Impact is what it's all about, and exuberance with it. For L'elisir d'amore to work it ought to sweep you up into its world, and Bösch certainly creates a world to get lost in. It never gets dull, it never gets too silly, but rather creates little moments of wonder and magic, particularly in relation to Nemorino in his idealised love for the cruelly dismissive Adina. Balloons form a (rough) heart in the sky (leading up to Adina's hastily arranged wedding with the soldier Belcore), and there is an amusing scene when the young ladies of the town all chase Nemorino in wedding dresses upon news of him receiving his uncle's inheritance. It all builds nicely towards the big finale, which hits home exactly as it should.
So the romance and the comedy is there, after a fashion, albeit in a slightly off-centre and non-obvious way. The soldiers in this Elisir, for example, are desert rats, and the magic potion given to Nemorino comes in a fire-extinguisher looking like an IED, which is I suppose the impact it inadvertently has, but I don't think there's any point in reading much more into it than that. This is a fantasy land setting with real-world pointers, making it somewhat familiar but also poking fun at the absurdity of it all. And absurdity is what we get, particularly in the brilliant comic turn here from Matthew Polenzani as Nemorino.

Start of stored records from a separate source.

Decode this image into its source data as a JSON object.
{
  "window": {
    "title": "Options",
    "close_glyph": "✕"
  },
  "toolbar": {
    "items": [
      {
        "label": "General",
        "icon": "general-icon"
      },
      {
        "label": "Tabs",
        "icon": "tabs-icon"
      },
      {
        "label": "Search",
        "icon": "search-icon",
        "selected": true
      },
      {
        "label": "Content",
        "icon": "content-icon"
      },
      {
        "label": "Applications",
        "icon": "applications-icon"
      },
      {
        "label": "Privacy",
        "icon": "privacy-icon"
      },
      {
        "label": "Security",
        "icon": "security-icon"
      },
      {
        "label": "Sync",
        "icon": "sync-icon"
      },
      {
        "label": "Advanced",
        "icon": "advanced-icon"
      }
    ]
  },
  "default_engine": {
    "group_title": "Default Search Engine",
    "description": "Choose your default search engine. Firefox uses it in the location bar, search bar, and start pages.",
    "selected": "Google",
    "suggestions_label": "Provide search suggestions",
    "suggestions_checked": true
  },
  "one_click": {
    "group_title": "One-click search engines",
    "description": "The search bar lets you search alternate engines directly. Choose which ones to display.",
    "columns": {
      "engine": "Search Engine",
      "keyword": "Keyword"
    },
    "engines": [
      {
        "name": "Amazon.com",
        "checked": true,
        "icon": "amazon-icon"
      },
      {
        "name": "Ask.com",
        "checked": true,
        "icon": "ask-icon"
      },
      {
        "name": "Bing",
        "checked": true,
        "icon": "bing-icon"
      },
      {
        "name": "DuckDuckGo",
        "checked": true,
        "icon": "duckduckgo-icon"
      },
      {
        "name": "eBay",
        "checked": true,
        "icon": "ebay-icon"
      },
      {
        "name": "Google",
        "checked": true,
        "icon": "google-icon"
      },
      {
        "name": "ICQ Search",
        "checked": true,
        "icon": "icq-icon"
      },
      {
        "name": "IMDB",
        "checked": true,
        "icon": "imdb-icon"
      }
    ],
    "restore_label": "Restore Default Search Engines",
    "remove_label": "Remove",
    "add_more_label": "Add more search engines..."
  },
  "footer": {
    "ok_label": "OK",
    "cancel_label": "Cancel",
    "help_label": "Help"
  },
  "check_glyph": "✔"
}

Polenzani is the stand-out performer here, although the rest of the cast are all perfectly complementary to the tone of the production and in terms of vocal delivery, which in this work is quite challenging. Polenzani is particularly good in this repertoire and sings Nemorino wonderfully, giving him real character, throwing himself wholly into the proceedings with... well, yes... exuberance. He's a lively figure here, and it's just what the work and the production needs. Ailyn Pérez isn't quite as charismatic and the singing challenges of Adina stretch her on one or two occasions, but it's still an impressive performance. Mario Cassi's Belcore is rather underplayed, reflecting the soldier's rough lack of personality. Ambrogio Maestri's Dulcamara isn't overplayed either, and there's a nice turn from Evgeniya Sotnikova as Gianetta.
Nemorino is at the heart of this production, and Matthew Polenzani's entertaining performance carries it off, but it's conductor Asher Fisch who really leads the dance. This is a warm, vigorous and, I'll say it again, exuberant account of Donizetti's score from the Bayerisches Staastorchester, supporting the singers, getting right behind them, finding all the dynamic that is required here, getting it across with a flourish at the big moments, and taking us out with a real bang at the finale. Terrific.
May is a ballet month in Munich with a live broadcast of Der gelbe Klang / Spiral Pass / Konzert für Violine und Orchester. The next opera broadcast from the Bayerische Staastsoper is Alban Berg's LULU, conducted by Kirill Petrenko and directed by Dmitri Tcherniakov with Marlis Petersen in the title role. It will be streamed live for free from the Staatsoper.tv site on 6 June.